Given the scope of the agency's responsibilities, WHD must make the most of its limited resources by focusing its enforcement and compliance assistance efforts to achieve the greatest impact. The division uses data and evidence to identify areas and industries in which serious violations may be widespread, despite a lack of complaints, and often organizes educational and enforcement initiatives in those areas. WHD complements enforcement with outreach and education to employers. By partnering with industry and employers to produce meaningful compliance assistance, WHD can increase compliance with the laws it enforces. Employers can anticipate and plan when the agency provides them with resources and information concerning the Nation's wage and workplace standards. Employers and employees benefit when businesses manage costs through innovation and efficiencies rather than by violating the law, undercutting workers and other businesses. By combining enforcement with education, more workers in this country can obtain stable and secure income and responsible businesses can succeed.

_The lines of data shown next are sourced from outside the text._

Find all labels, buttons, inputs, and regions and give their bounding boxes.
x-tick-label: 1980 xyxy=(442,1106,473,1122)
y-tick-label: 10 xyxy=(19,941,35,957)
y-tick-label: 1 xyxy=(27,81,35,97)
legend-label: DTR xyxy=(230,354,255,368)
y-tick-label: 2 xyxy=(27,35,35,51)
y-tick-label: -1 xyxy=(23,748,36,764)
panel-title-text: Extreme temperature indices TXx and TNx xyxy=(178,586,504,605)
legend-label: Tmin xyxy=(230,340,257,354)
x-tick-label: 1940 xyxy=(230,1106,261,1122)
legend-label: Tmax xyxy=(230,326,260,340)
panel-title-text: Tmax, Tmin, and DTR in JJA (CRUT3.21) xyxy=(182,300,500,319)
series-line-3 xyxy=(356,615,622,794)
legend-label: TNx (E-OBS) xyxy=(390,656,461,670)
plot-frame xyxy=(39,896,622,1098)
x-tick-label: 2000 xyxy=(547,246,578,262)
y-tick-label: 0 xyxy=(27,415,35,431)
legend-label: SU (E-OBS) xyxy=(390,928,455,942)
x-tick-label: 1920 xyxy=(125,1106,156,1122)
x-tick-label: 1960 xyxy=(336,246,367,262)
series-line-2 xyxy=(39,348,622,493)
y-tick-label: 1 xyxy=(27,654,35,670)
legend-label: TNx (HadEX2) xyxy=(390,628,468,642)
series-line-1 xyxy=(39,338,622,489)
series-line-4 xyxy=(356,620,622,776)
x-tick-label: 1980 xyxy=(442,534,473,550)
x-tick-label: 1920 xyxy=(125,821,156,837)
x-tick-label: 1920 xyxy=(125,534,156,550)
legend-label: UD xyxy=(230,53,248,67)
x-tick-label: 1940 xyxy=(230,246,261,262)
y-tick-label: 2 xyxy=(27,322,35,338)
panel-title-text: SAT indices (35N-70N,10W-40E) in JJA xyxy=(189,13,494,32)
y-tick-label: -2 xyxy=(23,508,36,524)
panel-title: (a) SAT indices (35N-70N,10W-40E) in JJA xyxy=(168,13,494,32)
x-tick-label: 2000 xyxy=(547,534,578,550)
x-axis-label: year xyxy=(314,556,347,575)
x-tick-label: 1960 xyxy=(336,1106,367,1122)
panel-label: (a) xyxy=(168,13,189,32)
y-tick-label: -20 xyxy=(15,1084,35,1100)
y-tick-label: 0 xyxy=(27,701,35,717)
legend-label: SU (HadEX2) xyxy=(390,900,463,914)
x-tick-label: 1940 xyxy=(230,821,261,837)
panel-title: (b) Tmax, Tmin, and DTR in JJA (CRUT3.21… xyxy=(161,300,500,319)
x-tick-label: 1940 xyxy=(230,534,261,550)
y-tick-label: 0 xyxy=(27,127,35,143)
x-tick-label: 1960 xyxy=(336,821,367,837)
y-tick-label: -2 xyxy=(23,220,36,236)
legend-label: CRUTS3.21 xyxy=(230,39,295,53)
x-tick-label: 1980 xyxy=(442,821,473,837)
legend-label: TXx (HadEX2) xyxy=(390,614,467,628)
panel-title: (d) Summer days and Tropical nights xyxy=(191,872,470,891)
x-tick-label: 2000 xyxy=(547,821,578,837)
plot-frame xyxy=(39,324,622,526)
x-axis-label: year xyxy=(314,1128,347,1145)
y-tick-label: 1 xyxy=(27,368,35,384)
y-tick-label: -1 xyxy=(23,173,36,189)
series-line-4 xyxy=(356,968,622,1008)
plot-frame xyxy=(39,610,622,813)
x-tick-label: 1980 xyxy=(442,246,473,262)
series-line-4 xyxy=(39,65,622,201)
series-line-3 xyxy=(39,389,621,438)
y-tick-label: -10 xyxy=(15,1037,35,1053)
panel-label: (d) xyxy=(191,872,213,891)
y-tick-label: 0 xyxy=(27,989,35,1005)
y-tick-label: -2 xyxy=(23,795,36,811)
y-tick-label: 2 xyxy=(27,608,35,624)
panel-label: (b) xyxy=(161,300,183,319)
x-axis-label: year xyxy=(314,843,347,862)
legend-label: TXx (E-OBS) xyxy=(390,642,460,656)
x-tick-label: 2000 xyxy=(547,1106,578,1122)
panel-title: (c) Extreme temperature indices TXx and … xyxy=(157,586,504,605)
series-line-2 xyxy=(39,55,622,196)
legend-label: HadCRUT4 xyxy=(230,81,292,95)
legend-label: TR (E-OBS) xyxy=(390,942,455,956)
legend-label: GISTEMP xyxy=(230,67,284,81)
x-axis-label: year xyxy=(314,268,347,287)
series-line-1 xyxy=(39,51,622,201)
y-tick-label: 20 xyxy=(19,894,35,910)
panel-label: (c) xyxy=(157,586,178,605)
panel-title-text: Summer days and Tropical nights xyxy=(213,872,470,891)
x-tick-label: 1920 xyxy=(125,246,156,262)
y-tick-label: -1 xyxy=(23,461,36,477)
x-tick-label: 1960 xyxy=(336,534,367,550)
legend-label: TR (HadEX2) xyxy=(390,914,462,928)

- Wage and hour laws provide a basic level of economic security to the nation's workers and allow them to earn enough wages to purchase goods and services to support themselves and their families. The economic security of the nation's workforce also supports America's businesses and economy as a whole. To protect fair and vigorous competition, WHD addresses compliance issues systemically and deters violations through compliance assistance to reach a broader audience. The combination of enforcement and compliance assistance increases compliance with the laws and makes workers who have experienced wage violations whole.

Compliance assistance to the employer community is a central component of WHD's efforts to meet its mission. Through direct engagement with industry leaders at a national, regional, and local level, WHD has developed productive relationships that have resulted in meaningful partnerships and compliance assistance tools that have been well received by the employer community. In the process, rather than relying on traditional text-heavy fact sheets and PowerPoint presentations, WHD has had early success transitioning into the use of modern compliance assistance methods and has used innovative ways to share information including visual design, infographics, videos, interactive web-based tools, and language that is tailored to the employer audience and accessible and usable in multiple contexts and formats. For example, by analyzing data on incoming compliance assistance questions and most frequently visited webpages, as well as through discussions with major industry associations, WHD recognized a need to develop more employer-friendly information regarding the FMLA. WHD collaborated with industry stakeholders to produce an easy-to-understand FMLA Employer Guide2 that has been distributed widely through industry channels. While these efforts have received universal support from stakeholders, WHD has been unable to expand on these successful models due to resource limitations. Demand for accessible information about the laws WHD enforces remains high; in FY 2016 alone WHD's webpages were viewed more than 35 million times. Additional funds would be used to expand on these efforts to modernize compliance assistance information and allow WHD to reach and inform a broader audience, increasing compliance with the laws WHD enforces.